LOOKING BACK : A PLAN FOR ANI
While the structured activities and independent experiences were positive and assisted Ani in fun and learning, here’s what I would do if I had it to do all over again:
• Connect with local special needs parents: In the beginning, I didn’t have a network or support group other than Ani’s therapists and teachers. I encourage you to ask teachers or your local Special Olympics chapter for names of parents in your neighborhood with whom you can bond. Set up a time to meet and come with some entertaining ideas that your children could possibly do together; it could be something as simple as walking around the high school track. In this way, you and your child are sharing experiences with someone who understands your situation and wants to grow with you.
• Field trips: Call your local police station, fire house or pet store. Many neighborhood community members will give you a tour of their work area and explain their job. This is a wonderful way to teach the valuable roles that law enforcement, firefighters and other community members play in your neighborhood.

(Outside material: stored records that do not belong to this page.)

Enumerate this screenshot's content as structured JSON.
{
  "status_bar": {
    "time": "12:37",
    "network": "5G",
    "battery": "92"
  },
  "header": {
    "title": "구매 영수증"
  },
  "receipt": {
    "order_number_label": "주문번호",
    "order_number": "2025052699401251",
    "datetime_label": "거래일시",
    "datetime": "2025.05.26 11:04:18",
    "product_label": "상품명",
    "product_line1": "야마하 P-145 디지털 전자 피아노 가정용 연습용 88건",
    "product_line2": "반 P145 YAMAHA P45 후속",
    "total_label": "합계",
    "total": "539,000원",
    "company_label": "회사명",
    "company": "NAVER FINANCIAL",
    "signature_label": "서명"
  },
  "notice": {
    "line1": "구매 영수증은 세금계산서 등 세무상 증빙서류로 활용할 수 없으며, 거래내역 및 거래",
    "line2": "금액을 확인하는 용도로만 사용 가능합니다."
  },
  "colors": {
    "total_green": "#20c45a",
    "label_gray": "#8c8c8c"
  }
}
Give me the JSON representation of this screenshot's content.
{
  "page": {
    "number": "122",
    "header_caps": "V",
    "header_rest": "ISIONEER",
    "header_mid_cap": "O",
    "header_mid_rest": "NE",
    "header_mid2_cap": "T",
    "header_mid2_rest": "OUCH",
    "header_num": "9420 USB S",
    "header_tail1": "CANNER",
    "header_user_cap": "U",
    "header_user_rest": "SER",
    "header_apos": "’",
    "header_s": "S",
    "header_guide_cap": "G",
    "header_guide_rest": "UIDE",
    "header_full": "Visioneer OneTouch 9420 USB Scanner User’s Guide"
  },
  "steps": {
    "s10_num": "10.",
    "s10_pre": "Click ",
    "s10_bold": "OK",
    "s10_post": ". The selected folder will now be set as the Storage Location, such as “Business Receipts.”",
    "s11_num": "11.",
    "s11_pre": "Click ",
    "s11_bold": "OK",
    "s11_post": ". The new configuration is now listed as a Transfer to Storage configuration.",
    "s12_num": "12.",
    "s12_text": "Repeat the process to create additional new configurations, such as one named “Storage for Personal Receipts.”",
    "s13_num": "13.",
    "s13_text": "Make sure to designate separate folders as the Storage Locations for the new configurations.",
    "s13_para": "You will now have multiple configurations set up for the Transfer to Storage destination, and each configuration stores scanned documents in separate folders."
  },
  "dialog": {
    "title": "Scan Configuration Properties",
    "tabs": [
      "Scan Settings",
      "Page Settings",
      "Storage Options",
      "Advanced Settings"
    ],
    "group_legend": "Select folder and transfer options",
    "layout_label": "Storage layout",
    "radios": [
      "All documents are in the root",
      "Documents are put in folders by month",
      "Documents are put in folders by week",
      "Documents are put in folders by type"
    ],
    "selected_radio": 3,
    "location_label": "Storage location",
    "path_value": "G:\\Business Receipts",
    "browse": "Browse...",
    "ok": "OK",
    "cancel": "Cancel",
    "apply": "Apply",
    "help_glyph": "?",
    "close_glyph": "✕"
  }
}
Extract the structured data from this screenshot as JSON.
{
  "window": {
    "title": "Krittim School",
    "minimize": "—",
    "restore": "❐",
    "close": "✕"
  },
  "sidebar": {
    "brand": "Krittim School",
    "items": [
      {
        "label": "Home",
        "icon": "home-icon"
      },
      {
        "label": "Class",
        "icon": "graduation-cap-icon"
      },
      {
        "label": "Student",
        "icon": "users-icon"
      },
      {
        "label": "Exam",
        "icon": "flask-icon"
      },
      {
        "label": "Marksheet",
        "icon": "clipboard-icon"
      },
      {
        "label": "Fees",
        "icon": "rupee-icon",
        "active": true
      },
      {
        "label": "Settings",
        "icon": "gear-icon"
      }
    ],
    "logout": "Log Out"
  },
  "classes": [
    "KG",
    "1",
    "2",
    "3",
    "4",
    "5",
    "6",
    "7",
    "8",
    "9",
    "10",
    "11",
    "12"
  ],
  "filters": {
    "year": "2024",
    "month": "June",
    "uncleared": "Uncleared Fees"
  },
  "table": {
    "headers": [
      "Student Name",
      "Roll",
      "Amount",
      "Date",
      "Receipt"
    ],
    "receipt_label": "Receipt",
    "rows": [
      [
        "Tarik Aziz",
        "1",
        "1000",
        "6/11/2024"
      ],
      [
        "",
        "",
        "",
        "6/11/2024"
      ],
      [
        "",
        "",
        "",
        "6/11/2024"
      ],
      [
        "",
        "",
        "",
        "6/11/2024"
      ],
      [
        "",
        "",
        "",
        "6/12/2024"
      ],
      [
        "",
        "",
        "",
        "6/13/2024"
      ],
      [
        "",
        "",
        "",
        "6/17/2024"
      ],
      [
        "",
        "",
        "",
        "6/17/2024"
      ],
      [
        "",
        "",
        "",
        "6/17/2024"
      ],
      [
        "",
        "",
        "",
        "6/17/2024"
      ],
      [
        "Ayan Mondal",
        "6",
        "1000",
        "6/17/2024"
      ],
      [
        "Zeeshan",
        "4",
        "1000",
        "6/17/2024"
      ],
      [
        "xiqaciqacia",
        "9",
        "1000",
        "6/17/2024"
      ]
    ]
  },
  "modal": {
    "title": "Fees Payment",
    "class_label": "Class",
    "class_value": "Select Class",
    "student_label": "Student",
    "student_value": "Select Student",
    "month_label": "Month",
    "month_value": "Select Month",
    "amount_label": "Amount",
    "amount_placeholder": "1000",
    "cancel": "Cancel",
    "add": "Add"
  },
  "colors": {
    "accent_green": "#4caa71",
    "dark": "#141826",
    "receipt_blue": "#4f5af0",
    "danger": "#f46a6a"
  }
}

• Volunteer: Find a cause you believe in and bring your child with you. Our local chapter of Junior Women has volunteer opportunities that Ani and I did together: folding clothes for the village rummage sale or serving coffee at the Holly Days Art and Craft show. Don’t wait; the sooner your child is a part of a cause, the sooner he/she will be connected to the community.
• Quiet time: Because I was so aware of Ani’s deficits and all of the things she needed right now, I didn’t learn, nor did I realize, that quiet time is as vital to growth as stimulation. Create a summer routine where, for 30 minutes or an hour, your child will rest. Have your son or daughter create his/her own space: it might be curled up on the couch with a favorite blanket or; it might be on a nap mat holding a special toy; listening to soft music or tape ocean breezes. Both of you need quiet time to recharge, renew and refresh.
ABOUT THE AUTHOR:
Peg Grafwallner adopted Ani from a Bulgarian orphanage when she was five years, 11 months. Not knowing what to do or where to go for assistance, her family began a journey to learn, ask and eventually educate. There were extremely dark times when they felt completely alone. But, Ani’s inspiring smile and beautiful spirit has kept the family grounded.